We ultimately selected 7 significant variables with a P-value of less than 0.05 to construct the predictive model. These are: "Age", "SOFA", "APS III", "Urea Nitrogen", "AG", "RR", and "International Normalized Ratio". Based on this model, we constructed a nomogram to predict the 90-day mortality rate for patients with ACS, as shown in Figure 4. A line is drawn upward from the point axis to connect each predictor in the predictor line plot to a specific point. The “Total Points” axis is used to display the sum of the points for each variable. The plotted “Total Points” axis is then directly connected to the probability axis via a vertical line to determine the probability of 90-day post-discharge outcomes for ACS patients.
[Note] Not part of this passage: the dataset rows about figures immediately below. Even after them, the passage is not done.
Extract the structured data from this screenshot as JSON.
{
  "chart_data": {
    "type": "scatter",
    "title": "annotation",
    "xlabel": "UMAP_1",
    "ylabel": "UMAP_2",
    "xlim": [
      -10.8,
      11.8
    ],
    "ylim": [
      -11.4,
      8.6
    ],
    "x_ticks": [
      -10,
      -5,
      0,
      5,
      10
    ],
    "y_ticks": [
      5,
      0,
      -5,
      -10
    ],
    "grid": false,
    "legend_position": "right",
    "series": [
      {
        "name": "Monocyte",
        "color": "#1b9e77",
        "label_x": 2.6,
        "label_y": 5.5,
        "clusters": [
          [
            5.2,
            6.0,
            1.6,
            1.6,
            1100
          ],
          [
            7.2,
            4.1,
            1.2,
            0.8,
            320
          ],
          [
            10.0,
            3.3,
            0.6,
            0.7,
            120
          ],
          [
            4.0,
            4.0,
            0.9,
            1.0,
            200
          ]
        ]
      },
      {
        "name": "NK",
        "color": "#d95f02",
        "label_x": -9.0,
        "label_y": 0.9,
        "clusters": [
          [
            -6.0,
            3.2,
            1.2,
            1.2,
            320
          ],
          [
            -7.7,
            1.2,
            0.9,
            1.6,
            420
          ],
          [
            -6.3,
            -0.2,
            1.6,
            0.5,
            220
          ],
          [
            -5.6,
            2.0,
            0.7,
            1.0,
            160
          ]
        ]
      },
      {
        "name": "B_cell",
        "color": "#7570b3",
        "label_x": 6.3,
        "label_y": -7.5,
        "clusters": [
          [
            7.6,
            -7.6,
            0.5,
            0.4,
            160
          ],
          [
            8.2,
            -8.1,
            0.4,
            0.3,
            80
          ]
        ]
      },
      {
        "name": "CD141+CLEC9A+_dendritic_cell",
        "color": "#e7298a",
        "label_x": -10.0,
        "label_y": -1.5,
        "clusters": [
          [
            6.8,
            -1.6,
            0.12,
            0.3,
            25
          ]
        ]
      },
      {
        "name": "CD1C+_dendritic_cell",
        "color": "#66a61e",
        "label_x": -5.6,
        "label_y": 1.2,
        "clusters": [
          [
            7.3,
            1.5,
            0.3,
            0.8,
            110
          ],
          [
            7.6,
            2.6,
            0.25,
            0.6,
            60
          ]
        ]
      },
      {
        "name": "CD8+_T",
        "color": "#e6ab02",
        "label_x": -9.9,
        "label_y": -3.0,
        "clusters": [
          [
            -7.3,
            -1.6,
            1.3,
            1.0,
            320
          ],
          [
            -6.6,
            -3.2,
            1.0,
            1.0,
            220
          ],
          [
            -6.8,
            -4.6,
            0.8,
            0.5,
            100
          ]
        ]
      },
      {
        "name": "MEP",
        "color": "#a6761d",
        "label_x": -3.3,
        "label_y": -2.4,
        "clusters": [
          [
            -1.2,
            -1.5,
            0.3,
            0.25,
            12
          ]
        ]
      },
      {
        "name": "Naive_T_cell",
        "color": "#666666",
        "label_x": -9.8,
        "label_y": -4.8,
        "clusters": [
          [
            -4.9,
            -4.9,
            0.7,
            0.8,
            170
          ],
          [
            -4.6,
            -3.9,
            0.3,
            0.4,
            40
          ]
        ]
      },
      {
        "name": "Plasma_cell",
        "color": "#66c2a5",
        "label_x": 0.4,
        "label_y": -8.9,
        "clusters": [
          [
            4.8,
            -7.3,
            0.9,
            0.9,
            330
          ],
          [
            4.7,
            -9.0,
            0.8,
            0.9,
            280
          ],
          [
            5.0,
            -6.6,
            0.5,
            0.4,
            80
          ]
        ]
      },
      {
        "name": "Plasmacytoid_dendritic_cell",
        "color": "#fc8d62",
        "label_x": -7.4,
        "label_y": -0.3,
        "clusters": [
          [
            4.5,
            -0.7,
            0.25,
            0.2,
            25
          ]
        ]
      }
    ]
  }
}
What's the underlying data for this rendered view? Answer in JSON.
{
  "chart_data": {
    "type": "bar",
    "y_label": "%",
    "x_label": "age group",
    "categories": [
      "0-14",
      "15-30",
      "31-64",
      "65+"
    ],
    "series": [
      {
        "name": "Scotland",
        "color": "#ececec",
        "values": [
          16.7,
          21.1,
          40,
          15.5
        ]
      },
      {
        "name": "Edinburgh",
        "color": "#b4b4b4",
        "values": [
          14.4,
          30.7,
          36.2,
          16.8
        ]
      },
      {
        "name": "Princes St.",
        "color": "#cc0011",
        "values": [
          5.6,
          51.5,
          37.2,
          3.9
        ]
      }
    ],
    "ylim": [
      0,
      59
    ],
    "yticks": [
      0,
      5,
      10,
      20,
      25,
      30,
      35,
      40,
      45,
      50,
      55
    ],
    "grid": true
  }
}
As depicted in Figure 5, our predictive model scored an AUC (Area Under the Receiver Operating Characteristic Curve) of 0.842 on the training set (with a 95% confidence interval of 0.809-0.875) and an AUC of 0.855 on the validation set (with a 95% confidence interval of 0.815-0.894). Concurrently, we evaluated our model against traditional scoring systems such as APSIII and SOFA. The AUC values for these systems on the training set were 0.779 and 0.678 respectively (Figure 6), and on the validation set, they were 0.801 and 0.692 respectively (Figure 7). These results indicate that our model may outperform these traditional scoring systems in terms of predictive performance. Utilizing the Youden Index, we identified 0.16 as the optimal cut-off point in the training set, corresponding to a sensitivity of 80.4% and a specificity of 75.1%. For the validation set, the cut-off was set at 0.109, with a sensitivity of 92% and specificity of 67%, suggesting good generalizability of the model to both the training and validation sets. Regarding calibration, the curves showed a reasonable fit for both the training set (Figure 8) and the validation set (Figure 9), with Hosmer-Lemeshow test P-values of 0.1626 and 0.4008 respectively, indicating no statistical significance and good agreement between the predicted and observed values. Furthermore, Brier scores were 0.107 for the training set and 0.103 for the validation set, demonstrating the accuracy of the model. DCA curves have been plotted for both sets, where our model is represented by the red line. It demonstrates a higher net benefit across the full range of risk thresholds compared to established scoring systems such as SOFA and APS (Figure 10 and Figure 11).